Cette proposition de loi me paraît d’autant plus nécessaire que, depuis deux ans, la Croix-Rouge française constate qu’un nombre croissant de personnes ont dû quitter leur pays pour des raisons humanitaires et se sont trouvées séparées violemment de leur famille. Les zones les plus fragiles et sensibles sont connues. Citons notamment la Syrie, l’Ukraine, la République démocratique du Congo ou la Guinée.
C’est ainsi que les services de la Croix-Rouge française ont enregistré 200 nouvelles demandes de rétablissement des liens familiaux entre janvier et avril 2015, et 299 nouvelles demandes sur la même période, en 2016.
Faciliter la mission statutaire de rétablissement des liens familiaux de la Croix-Rouge française auprès de nos administrations centrales et territoriales demeure impérieux car, plus que jamais, de nombreux conflits régionaux ont pour conséquence de porter atteinte aux droits humains les plus élémentaires.

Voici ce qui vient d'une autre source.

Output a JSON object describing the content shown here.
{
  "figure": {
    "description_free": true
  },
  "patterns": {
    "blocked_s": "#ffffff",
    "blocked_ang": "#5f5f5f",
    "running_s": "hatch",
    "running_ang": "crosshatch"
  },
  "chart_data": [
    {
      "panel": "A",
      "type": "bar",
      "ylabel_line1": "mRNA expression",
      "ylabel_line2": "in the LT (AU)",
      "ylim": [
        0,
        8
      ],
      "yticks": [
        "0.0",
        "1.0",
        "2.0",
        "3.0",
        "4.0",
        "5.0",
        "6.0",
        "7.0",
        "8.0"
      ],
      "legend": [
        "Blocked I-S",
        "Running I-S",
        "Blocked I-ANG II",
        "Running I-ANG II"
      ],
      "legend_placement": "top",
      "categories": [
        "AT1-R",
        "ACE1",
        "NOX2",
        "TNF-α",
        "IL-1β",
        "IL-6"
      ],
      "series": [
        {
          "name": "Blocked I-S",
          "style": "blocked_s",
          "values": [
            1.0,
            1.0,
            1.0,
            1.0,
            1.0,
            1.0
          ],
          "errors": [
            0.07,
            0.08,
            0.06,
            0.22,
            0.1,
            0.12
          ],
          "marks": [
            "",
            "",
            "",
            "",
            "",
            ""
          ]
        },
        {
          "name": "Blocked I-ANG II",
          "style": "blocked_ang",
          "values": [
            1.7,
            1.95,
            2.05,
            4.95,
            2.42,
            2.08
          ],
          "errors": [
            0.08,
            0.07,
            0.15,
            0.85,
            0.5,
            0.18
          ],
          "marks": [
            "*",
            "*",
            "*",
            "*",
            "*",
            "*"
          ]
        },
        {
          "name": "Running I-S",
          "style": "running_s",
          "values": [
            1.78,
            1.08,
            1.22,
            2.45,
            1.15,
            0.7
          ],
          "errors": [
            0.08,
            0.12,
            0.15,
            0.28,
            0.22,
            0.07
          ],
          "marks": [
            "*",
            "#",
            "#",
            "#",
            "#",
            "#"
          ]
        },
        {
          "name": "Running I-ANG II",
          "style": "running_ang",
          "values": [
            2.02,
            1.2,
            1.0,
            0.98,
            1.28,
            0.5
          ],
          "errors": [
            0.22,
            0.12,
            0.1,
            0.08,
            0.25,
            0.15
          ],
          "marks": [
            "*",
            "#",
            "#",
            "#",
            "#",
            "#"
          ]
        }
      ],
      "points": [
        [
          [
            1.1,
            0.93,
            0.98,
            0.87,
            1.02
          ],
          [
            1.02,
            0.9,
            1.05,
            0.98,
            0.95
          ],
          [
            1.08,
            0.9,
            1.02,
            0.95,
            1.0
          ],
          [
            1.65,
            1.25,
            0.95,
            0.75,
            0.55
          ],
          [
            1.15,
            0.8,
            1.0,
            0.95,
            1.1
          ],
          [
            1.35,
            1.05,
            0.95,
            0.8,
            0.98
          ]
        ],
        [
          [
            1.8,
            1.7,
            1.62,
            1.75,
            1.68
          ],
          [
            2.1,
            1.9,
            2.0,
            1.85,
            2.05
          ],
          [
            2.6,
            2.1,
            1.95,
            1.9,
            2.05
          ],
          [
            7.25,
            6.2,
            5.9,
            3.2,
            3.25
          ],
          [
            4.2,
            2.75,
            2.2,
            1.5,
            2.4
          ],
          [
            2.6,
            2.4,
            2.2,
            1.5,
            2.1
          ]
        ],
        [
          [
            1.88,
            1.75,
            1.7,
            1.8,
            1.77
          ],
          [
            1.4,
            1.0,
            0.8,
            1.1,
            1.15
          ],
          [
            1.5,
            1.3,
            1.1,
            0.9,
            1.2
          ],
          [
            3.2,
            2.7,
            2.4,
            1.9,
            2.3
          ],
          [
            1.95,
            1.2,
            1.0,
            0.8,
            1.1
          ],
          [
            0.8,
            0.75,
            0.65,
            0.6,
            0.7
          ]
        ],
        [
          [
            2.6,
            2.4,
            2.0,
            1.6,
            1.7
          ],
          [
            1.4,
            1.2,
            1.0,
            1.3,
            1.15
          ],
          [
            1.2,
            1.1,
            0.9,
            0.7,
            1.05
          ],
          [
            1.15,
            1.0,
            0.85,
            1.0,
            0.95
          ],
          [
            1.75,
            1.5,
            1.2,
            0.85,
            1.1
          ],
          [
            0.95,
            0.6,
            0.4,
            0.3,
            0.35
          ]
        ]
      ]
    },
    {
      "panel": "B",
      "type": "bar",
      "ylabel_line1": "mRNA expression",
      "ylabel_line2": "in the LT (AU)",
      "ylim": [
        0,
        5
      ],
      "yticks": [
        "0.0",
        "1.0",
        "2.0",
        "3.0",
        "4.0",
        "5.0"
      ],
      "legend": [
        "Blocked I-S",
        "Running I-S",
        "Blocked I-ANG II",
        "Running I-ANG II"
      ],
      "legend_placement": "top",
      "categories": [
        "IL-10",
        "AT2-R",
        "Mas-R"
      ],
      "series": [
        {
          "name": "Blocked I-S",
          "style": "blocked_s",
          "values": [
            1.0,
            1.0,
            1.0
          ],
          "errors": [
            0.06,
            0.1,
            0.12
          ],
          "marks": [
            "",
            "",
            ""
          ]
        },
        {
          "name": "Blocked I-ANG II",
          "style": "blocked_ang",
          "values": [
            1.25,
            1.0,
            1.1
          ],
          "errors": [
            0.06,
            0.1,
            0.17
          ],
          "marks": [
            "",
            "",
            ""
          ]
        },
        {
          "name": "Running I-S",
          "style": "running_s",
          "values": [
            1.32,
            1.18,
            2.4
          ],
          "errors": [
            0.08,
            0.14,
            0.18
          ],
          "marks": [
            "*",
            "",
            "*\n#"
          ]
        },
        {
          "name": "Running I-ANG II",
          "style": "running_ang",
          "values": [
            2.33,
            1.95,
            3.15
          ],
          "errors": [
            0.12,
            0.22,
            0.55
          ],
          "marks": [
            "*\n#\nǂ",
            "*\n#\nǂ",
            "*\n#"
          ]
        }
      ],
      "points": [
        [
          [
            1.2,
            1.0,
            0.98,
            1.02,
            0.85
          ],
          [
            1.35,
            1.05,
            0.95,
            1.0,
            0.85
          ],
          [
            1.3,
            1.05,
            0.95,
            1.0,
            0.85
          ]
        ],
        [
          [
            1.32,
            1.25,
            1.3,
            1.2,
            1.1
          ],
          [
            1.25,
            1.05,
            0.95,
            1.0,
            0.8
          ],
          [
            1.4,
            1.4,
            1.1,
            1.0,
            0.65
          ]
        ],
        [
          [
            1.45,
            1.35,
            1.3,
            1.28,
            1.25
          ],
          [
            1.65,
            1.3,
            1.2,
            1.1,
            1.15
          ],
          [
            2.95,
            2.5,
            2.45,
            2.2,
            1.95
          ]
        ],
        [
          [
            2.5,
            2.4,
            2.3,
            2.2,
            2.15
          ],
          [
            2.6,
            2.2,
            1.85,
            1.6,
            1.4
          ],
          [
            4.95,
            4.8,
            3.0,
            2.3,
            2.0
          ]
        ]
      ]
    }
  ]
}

D’autres États se sont engagés dans cette voie depuis longtemps déjà. L’Allemagne a ainsi actualisé la loi favorisant la mission de rétablissement des liens familiaux de la Croix-Rouge allemande en 2001. La Grande-Bretagne a fait de même en 2007, ainsi que la Belgique, depuis bientôt dix ans. À titre d’exemple, en Belgique, un accord a été signé avec les autorités centrales afin de permettre aux officiers de recherche de la Croix-Rouge belge d’avoir un accès direct au fichier national d’état civil et au fichier d’hébergement des personnes vulnérables.
Je suis donc très satisfaite de constater aujourd’hui que l’engagement pris par le Président de la République est respecté, ce qui permettra de donner toute sa force à cette proposition de loi. Je tiens à les remercier de leur implication, en particulier à travers la mobilisation à venir de leurs administrations centrales et déconcentrées pour répondre aux sollicitations de la Croix-Rouge française. Je souhaite également que nos collectivités territoriales, notamment leurs services sociaux et médico-sociaux, en particulier ceux de l’aide sociale à l’enfance, soient largement informés de la nécessité de faciliter la mission de rétablissement des liens familiaux de la Croix-Rouge.
Mme la ministre des familles, de l’enfance et des droits des femmes, Laurence Rossignol, nous a assurés lors de son audition de sa volonté de relayer le nécessaire travail de pédagogie et d’information à destination des différents acteurs concernés, si ce texte est adopté, notamment par instruction en ce sens auprès des caisses d’allocations familiales.
En ces temps de troubles, de violences, monsieur le ministre, nous devons plus que jamais nous rappeler les principes fondamentaux du Mouvement international de la Croix-Rouge et du Croissant-Rouge, ceux d’universalité, d’humanité, et de coopération entre les peuples. Ils nous obligent, collectivement, quels que soient nos engagements politiques.
Grâce à vous, monsieur le ministre, la tâche de cette grande association, auxiliaire des pouvoirs publics, qu’est la Croix-Rouge française, sera facilitée et des centaines de familles dispersées dans le monde garderont espoir et dignité.
Je vous invite donc à adopter cette proposition de loi avec enthousiasme, unanimité et détermination.